One cannot heal death, and death to the healer who tries.

Killian lunged, reaching for Lydia to pull her free.

But he was too late.

He could not see the life that she manipulated, but he felt it.

The surge as she dragged upon all of Reath, the windows around them exploding, the pressure knocking him to the floor.

Holding him down and tearing at the fabric of his clothes, glass and shredded flowers swirling around them in a maelstrom.

Then everything went still.

Killian lifted his head, relief filling him at the sight of Lydia, alive, Finn’s body clutched against her.

His still body.

“Please,” she wept. “Please come back to us.”

Killian crawled on his hands and knees, ignoring the slice of glass on his palms, and took Finn from her.

“I’m so sorry.” Tears ran down his cheeks to splatter on Finn’s face. “I’m so sorry I abandoned you. That I didn’t listen. But I swear on the Six, it was never because I didn’t care. I failed you, and I’m sorry.”

“The Corrupter lied.” Lydia slammed her fists against the floor. “It was a lie, all a lie. Finn’s gone, they’re all gone, and there is nothing I can do to save them. Nothing. ” The impact of her fists cracked the tiles. “What good is all this power if I cannot save those I love most?”

Killian’s eyes went back to Finn’s face, which was so still despite being flushed with the life that Lydia had put into him. Life that was worthless without the soul that made Finn Finn.

Killian knew war. Had seen so many die, yet losing Finn had cut a piece out of him that would never heal. A piece that felt far too much like hope.

There was no sound in the room but Sonia’s weeping. Lydia’s ragged breathing. His own heart throbbing in his chest. As though the whole world stood still, watching this moment.

As though the Six were watching as well.

Then Finn sucked in a deep breath, his back arching and eyes snapping open. A flash of fear made Killian’s skin crawl, because if the Corrupter had taken Finn back again then Killian would have to take him down.

And he didn’t think he could do it. Didn’t think that his heart would survive turning his weapon on Finn.

Yet Killian still reached for his sword. Only for Lydia’s fingers to close over his wrist. “He’s alive.”

Not possible.

Bringing back the dead was not a power of this world. It was a power of a god.

Lydia was no longer bound by mortal rules.

Finn’s eyes met his. “Killian?”

“We’ve got you, Finn.” His words tripped over themselves. “We got you back. It’s okay.”

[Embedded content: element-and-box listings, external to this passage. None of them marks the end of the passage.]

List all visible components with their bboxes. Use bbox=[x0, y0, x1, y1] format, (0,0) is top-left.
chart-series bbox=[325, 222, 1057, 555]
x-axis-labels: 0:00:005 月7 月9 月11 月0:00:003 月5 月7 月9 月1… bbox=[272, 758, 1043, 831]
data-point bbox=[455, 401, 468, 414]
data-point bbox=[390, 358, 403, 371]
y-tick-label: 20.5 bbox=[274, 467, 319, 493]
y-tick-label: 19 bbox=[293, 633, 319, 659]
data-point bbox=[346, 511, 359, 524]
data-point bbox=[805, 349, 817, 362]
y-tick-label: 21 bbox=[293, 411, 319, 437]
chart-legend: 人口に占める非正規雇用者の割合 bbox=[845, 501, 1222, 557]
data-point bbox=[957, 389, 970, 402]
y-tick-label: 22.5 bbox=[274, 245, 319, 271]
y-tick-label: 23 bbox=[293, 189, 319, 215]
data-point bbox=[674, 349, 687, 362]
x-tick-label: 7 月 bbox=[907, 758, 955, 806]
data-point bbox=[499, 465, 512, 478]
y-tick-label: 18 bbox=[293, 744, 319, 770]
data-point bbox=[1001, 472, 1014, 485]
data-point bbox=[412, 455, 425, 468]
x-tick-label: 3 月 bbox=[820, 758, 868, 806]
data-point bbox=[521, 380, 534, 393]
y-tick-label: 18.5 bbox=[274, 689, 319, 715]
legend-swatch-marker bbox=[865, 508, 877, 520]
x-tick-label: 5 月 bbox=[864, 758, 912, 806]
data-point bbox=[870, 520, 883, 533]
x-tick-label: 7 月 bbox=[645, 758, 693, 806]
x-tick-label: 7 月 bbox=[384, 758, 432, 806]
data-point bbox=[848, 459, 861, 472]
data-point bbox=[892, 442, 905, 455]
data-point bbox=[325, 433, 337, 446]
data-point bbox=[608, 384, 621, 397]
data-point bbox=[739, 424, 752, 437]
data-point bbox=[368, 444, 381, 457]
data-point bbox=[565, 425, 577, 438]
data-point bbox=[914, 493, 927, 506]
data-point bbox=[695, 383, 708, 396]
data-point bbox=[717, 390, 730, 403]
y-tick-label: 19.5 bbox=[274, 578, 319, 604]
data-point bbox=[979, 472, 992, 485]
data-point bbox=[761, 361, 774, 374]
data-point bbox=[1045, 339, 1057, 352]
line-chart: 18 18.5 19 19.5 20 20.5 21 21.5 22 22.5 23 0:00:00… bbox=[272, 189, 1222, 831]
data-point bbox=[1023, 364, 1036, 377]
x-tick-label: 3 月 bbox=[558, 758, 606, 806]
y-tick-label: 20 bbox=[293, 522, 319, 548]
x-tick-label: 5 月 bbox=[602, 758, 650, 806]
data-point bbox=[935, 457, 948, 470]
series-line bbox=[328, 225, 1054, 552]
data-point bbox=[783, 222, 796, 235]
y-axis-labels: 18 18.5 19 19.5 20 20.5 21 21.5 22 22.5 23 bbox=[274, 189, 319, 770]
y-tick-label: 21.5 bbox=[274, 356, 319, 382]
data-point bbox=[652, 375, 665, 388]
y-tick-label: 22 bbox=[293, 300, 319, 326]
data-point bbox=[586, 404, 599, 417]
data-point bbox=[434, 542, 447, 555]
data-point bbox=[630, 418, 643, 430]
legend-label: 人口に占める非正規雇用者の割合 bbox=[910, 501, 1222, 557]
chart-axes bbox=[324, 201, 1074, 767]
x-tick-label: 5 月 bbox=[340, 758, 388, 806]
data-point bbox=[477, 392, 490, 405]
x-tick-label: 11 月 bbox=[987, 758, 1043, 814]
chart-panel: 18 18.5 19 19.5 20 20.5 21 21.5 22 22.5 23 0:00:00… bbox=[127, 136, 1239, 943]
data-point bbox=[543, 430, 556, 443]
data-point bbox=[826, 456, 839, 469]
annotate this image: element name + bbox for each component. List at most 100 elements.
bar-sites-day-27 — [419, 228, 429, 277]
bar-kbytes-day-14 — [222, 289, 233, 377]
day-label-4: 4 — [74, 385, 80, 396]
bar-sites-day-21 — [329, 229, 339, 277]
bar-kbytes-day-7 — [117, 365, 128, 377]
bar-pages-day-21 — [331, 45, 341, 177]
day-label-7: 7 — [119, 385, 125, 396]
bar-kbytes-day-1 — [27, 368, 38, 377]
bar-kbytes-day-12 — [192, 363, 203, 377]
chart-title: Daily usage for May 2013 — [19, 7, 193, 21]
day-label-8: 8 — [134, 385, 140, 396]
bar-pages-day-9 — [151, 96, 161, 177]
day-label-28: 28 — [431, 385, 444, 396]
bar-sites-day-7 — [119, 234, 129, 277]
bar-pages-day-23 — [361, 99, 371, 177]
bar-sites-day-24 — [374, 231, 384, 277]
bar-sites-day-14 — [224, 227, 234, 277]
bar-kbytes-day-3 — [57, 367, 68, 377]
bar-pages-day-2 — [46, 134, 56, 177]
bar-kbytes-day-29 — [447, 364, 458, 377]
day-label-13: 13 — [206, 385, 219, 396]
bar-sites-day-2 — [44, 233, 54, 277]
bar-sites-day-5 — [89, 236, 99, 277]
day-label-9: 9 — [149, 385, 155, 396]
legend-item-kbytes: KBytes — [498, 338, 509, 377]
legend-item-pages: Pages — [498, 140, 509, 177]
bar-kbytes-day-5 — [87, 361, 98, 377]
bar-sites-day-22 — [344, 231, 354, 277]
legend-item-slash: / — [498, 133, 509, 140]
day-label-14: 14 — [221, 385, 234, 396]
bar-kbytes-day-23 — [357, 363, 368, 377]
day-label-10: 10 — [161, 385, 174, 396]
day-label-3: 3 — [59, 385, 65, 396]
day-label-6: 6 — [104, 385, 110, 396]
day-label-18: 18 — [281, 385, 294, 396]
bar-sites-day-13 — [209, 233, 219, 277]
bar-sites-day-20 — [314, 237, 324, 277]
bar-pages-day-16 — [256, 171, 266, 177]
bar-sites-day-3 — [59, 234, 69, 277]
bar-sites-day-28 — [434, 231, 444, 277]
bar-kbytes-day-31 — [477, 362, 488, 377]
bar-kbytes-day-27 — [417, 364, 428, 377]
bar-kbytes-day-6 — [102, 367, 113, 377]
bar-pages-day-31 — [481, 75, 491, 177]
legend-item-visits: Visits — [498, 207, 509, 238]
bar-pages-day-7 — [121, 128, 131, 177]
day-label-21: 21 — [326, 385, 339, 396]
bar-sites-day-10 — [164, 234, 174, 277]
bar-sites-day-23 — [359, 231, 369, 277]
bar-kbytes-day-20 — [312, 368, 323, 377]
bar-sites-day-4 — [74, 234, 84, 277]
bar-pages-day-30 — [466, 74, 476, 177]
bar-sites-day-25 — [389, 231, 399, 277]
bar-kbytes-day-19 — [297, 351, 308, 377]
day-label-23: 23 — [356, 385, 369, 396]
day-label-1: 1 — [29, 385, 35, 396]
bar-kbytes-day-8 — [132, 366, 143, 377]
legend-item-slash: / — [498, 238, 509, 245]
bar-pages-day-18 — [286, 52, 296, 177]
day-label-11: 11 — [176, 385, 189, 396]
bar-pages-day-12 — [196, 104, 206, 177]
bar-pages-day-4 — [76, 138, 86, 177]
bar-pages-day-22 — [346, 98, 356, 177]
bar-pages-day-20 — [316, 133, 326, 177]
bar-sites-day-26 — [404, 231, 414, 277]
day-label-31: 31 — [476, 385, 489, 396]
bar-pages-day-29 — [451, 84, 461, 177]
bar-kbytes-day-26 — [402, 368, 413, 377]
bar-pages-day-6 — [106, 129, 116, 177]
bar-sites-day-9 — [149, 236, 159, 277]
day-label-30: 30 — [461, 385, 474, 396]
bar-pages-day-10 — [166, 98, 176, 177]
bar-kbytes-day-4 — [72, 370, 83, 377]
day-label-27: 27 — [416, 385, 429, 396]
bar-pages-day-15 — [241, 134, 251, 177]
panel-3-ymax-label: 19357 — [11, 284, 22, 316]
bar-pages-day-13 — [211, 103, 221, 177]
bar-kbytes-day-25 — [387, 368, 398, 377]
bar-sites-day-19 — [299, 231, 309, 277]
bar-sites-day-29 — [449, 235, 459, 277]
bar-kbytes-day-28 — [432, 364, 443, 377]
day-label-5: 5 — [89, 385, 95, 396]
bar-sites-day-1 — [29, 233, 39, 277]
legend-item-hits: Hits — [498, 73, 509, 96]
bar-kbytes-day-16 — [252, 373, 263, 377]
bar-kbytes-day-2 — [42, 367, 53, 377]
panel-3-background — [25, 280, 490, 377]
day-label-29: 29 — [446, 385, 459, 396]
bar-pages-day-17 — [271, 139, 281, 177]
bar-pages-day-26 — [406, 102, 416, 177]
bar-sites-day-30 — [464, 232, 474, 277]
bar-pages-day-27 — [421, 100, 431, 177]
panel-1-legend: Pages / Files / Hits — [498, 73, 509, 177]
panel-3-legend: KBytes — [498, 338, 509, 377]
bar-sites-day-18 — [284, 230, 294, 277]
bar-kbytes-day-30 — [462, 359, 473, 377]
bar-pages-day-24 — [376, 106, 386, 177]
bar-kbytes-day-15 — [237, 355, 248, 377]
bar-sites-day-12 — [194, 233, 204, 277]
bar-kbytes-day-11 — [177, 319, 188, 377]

The boy burst into tears, and Killian pulled him against his chest. “It’s okay.”

“It’s not okay.” Finn could barely get his words out between sobs. “I could see everything. Hear everything. But it controlled everything, and it tells everything to her .”

“Her? You mean the Corrupter?”

“Rufina! She is twice touched by the Seventh God, and they are connected. She wields his power. Wields the death in the blight.” Finn sucked in a ragged breath.

“She knows Malahi and Lydia can fix the blight together, Killian. She knows you all plan to go to Deadground. She knows everything I saw and everything you told me.”

Killian’s hands turned to ice, his mind pouring over everything he’d told Finn. Worse still, everything that the boy would have overheard without anyone paying him any mind. The answer was damning.

“All the eyes of evil are focused on us,” Finn whispered. “And they are coming.”